Harris Reed and Iman attend the 2021 Met Gala celebrating “In America: A Lexicon Of Fashion” at the Metropolitan Museum of Art in New York City on September 13, 2021.

Photo by Jeff Kravitz/FilmMagic via Getty Images

Celina Ralph wears a Harris Reed gown and headpiece; stylist’s own gloves. Photographed by Campbell Addy for W magazine, February 2022.

Reed’s appointment could help put Nina Ricci’s name back on the lips of fashion editors and stylist in a way it hasn’t been since Olivier Theyskens’s acclaimed two-year tenure at its helm ended in 2009. From there came Peter Copping, who went on to become creative director of Oscar de la Renta, and most recently the Dutch duo Rushemy Botter and Lisi Herrebrugh. What’s more, Reed isn’t the house’s only newcomer: Nina Ricci has also promoted the Haider Ackermann and JW Anderson alum Edwin Bodson to General Director.

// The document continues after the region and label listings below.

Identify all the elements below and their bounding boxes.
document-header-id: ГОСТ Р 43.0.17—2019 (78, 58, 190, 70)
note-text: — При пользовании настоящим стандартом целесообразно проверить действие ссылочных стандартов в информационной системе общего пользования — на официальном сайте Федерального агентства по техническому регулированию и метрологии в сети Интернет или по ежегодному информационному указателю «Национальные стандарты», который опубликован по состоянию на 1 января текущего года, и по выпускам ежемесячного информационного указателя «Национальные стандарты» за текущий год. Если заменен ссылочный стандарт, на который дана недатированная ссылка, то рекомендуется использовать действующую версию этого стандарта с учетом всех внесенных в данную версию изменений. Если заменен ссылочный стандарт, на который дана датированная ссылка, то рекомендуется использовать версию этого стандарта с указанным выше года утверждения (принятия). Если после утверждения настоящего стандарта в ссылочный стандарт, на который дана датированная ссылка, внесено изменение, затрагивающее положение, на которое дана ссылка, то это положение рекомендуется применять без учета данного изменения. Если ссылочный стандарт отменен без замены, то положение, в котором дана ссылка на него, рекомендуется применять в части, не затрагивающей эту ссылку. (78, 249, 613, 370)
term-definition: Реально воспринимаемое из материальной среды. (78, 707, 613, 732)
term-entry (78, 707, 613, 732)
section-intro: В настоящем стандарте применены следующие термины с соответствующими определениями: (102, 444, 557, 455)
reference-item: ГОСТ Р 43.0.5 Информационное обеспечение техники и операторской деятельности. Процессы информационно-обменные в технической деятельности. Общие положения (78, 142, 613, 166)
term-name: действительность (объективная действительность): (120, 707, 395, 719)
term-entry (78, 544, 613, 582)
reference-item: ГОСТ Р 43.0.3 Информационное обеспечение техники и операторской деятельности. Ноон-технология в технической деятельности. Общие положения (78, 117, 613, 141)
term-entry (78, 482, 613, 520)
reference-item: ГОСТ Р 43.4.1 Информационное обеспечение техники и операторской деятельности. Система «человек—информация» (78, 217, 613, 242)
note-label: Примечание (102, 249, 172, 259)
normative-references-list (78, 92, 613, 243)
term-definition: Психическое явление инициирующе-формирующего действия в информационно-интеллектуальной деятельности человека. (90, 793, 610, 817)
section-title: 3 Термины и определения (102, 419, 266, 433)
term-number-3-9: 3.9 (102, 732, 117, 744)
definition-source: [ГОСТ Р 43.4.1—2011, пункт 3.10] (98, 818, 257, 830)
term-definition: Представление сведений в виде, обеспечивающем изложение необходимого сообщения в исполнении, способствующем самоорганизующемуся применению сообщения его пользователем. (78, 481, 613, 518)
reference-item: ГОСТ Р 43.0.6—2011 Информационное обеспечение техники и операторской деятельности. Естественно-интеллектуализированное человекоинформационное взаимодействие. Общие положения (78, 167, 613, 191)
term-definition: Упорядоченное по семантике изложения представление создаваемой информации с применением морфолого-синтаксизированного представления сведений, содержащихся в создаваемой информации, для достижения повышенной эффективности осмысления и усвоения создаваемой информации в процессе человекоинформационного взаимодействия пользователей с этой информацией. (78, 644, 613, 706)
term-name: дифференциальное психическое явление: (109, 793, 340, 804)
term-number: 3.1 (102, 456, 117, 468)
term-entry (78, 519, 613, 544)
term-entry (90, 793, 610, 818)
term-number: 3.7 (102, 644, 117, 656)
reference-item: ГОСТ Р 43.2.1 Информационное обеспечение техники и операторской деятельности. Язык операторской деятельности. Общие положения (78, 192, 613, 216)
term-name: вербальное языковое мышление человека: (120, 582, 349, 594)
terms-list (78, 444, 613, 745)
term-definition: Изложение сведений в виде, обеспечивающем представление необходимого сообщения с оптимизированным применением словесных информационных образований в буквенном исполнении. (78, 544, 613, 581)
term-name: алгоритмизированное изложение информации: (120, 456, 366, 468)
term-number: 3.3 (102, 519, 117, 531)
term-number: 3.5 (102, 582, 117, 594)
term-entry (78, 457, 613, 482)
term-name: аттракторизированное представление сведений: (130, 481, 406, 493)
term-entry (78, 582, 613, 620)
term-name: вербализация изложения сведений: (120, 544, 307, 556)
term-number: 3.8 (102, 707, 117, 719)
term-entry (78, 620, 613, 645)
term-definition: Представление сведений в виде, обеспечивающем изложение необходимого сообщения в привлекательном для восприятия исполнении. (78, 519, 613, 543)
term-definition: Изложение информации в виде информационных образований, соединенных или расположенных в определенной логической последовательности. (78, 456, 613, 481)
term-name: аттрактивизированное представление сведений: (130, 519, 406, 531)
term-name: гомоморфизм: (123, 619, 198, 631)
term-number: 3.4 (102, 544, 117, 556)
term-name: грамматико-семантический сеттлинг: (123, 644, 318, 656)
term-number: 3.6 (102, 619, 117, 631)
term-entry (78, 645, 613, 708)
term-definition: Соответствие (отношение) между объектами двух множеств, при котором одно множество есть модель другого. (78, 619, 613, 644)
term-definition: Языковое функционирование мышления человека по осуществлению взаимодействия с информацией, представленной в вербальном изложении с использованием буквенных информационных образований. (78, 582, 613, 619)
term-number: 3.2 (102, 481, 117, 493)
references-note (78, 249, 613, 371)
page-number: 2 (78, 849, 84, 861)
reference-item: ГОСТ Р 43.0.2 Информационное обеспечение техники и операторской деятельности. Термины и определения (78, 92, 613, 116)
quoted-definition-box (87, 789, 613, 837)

He didn’t waste time in making it clear that Harris will have his full support in ushering the house into what he described as a new era. “As a gender fluid designer rejecting norms in a quest for freedom,” he said in a statement, “Harris’s signified vision of magnified femininity will span across Nina Ricci.”

Helming Nina Ricci will present a whole new era for Reed, too. The designer has so far stayed clear of ready-to-wear, at times even working with just a single client a month. The caliber of his demi-couture is part of his aim for it to be “passed down from a grandmother to a trans son to their nonbinary daughter,” as he put it earlier this year. “It’s about bringing back that 360-degree cycle of beauty to the world.” We’ll just have to wait until early 2023 to see how that approach translates on a much grander and faster-paced scale.